We would most likely expect to see the price of electricity increase by around five euros per megawatt hour for the end consumer and more so for German industry. However, increased power consumption during a particularly cold winter or due to market fluctuations can cause this figure to rise significantly.
What impact would this have on the climate?
The energy, which would have been generated by decommissioned power plants, would then be provided by German gas-fired and European power plants. This would result in a decrease in emissions, however the interplay of European emissions trading could offset this in the long run.
Great Britain operates a capacity market where power plant operators are paid to keep plants on stand-by in case they are needed. Could this model be an option for Germany? In which case, would this require additional power plants to be built?
Due to the nuclear phase-out and the decrease in coal power plant capacities, we expect to see a call for new power plants from the mid 2020s onwards. As such, we expect the debate centred around ways in which to finance new power plants in Germany to be reopened. It is not yet possible to say which mechanisms will assert themselves. Capacity markets, similar to those used in Britain, would then be an option worth taking into account. An alternative, which is currently favoured by politicians, would be large-scale power plant reserves.
Which technologies will play a part in future?

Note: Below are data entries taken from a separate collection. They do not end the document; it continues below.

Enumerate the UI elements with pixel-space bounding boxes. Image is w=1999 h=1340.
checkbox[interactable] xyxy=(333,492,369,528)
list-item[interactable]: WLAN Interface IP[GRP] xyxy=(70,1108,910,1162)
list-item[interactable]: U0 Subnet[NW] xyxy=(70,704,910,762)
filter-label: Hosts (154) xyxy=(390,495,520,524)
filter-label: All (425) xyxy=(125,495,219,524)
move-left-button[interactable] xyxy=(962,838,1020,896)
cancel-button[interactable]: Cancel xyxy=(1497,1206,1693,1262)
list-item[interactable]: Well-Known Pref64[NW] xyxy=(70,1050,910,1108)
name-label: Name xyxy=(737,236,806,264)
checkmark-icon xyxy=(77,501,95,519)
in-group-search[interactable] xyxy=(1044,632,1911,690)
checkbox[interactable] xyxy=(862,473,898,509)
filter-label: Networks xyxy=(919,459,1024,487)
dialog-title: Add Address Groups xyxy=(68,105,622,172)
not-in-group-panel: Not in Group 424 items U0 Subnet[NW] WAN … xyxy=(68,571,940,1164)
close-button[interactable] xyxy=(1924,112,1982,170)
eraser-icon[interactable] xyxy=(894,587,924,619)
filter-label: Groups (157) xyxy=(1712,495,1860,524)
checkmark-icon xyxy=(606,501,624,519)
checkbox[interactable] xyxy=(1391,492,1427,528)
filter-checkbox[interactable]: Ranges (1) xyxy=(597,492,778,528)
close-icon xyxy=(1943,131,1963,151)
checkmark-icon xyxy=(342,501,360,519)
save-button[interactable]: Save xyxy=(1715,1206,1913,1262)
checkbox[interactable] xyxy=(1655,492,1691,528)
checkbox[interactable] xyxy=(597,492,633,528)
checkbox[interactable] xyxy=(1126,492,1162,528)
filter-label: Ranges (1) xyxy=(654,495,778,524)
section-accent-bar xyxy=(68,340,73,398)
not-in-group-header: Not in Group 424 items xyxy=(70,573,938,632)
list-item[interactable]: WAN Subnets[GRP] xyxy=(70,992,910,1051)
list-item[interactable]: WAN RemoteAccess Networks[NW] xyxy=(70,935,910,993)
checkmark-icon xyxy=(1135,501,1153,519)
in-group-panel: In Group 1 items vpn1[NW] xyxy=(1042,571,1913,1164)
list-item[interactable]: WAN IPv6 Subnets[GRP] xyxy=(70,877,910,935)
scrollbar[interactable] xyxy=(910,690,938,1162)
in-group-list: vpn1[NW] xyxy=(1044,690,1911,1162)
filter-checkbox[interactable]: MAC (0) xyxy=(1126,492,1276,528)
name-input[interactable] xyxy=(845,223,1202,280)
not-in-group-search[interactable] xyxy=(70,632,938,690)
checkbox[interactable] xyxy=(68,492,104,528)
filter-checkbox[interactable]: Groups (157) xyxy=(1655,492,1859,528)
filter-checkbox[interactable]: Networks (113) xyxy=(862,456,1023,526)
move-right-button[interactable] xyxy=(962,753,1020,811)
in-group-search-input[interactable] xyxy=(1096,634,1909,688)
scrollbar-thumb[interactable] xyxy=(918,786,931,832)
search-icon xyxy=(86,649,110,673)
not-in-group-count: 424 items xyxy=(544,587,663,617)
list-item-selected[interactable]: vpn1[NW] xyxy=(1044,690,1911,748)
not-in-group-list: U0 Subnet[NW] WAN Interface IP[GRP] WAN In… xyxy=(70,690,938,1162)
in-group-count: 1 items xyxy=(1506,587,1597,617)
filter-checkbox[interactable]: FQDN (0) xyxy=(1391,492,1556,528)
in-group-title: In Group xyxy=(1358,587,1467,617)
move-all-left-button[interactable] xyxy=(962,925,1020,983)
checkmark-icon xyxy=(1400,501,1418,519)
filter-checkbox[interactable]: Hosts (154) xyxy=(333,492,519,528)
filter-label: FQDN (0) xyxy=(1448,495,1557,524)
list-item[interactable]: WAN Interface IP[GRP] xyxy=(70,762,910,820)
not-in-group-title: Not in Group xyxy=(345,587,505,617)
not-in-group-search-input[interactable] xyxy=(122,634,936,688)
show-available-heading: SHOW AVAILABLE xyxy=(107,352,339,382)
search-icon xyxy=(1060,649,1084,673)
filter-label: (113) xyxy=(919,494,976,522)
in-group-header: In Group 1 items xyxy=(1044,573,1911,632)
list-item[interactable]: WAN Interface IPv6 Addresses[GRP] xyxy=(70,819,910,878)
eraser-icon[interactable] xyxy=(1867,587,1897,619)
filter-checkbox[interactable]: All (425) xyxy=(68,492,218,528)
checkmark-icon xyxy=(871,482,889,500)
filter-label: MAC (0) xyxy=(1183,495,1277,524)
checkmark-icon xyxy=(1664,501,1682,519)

Current long-term predictions, based on political targets, attribute a pivotal position to almost all technologies (gas power stations, CHP, battery storage, power-to-gas), with their respective strengths. However, their respective relevance increases in phases. As such, it is crucial to avoid overvaluing the importance of ‘new’ technologies to security of supply in the short to medium term, in particular.
Networks are expanding at a slower rate than the development of renewable energies. Virtual power plants are to improve both the generator network and the coordination of their production capacities. What solutions does this technology have to offer?
A number of different concepts are defined by the general term ‘virtual power plant’. Direct marketing has substantially improved the commercialisation of renewable energy in electricity and balancing power markets which has resulted in the successful use of ‘virtual power plants’. Furthermore, improved control of renewable energy within the network can prospectively facilitate improved cost efficiency and a decrease in output cut-offs. So far, however, promising options to avoid network expansion are few and far between.